Anche a livello internazionale quella del 1973 non è un’estate tranquilla: l’Ajax, assalita dai club spagnoli a caccia di talenti per ritornare sul tetto d’Europa (la stella Johan Cruijff passa al Barcellona) decide di non partecipare alla Coppa Intercontinentale, nonostante verrà organizzata in gara unica evitando la trasferta in sud America diventata da anni una corrida per le compagini europee. Il forfait degli olandesi apre alla Juventus le porte per diventare campione del mondo anche perchè la sfida verrà disputata nello Stadio Olimpico di Roma.

A metà luglio, intanto, la località inglese di Silverstone è teatro del nonoGran Premio di Formula UNO valido per il Mondiale 1973. La gara si apre con un terribile incidente; al giovane pilota sudafricano Jody Sheckter si ferma la macchina in partenza; si sbraccia per segnalare la posizione, ma nessuno lo vede. Viene colpito numerose volte dalle vetture partite da dietro, ma rimane incredibilmente illeso. Passata la paura, la corsa riprende, e termina col successo dello statunitense Rewson su McLaren, il quale precede la Lotus di Ronnie Peterson, in una gara in cui i due maggiori contendenti al titolo, Stewart e Fittipaldi, rimangono a secco di punti.

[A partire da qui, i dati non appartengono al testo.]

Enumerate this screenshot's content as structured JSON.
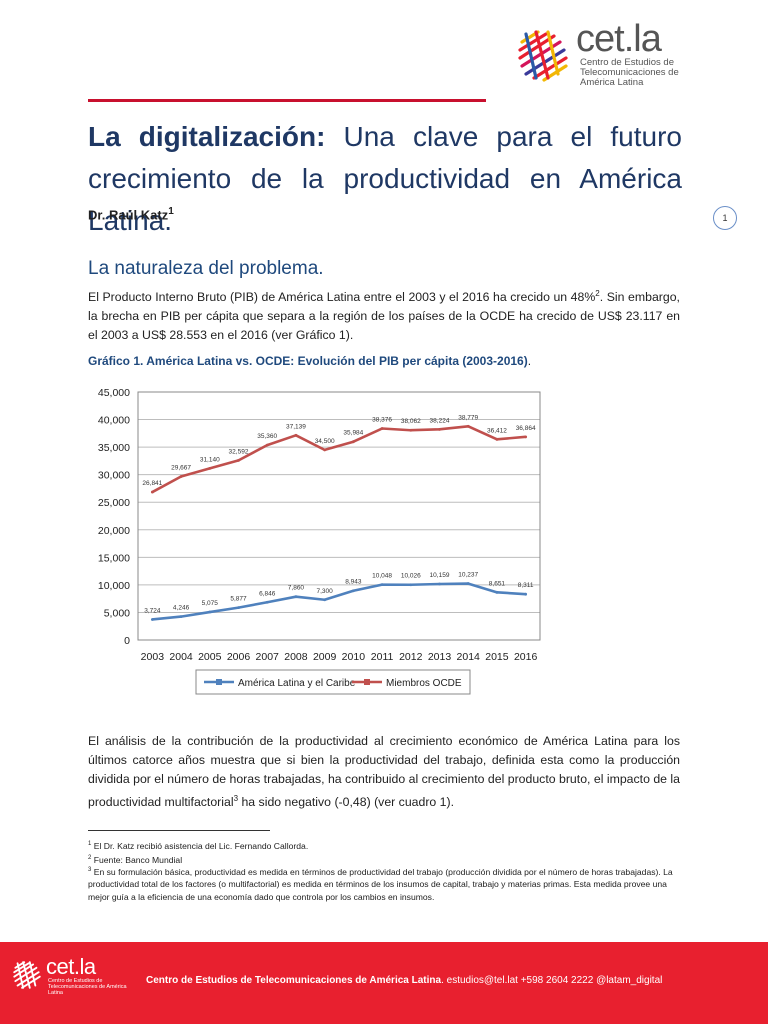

Sullo sfondo di tutto questo c’è una quotidianità nella quale si sente sempre più nominare una parola: austerità. L’aumento delle materie prime ha innescato un pesante aumento dei prezzi con gravi ripercussioni sul bilancio commerciale dell’Italia. Il governo tenta di correre ai ripari bloccando i prezzi di alcuni generi di prima necessità come ad esempio il pane comune. La decisione scatena la protesta dei fornai che, a partire dal 18 luglio, bloccano la produzione. L’alimento diventa introvabile nei forni comuni, mentre in alcuni casi, come a Napoli, lo si vende alla borsa nera a 1200 lire a fronte dei 160 imposti dal CIPE.

Nel resto del Paese le cose vanno un po’ meglio: le panetterie sono fornite di altri tipi di pane tutti al di fuori del calmiere e venduti tre volte il prezzo imposto. A dire il vero la legge imporrebbe al fornaio di fornire allo stessso prezzo un altro tipo di pane in assenza di quello comune, ma questo deve avvenire su richiesta del cliente. Le nuove generazioni, però, non ci stanno a fare la figura dei pezzenti e saranno ben poche le massaie che si avarranno di questo diritto!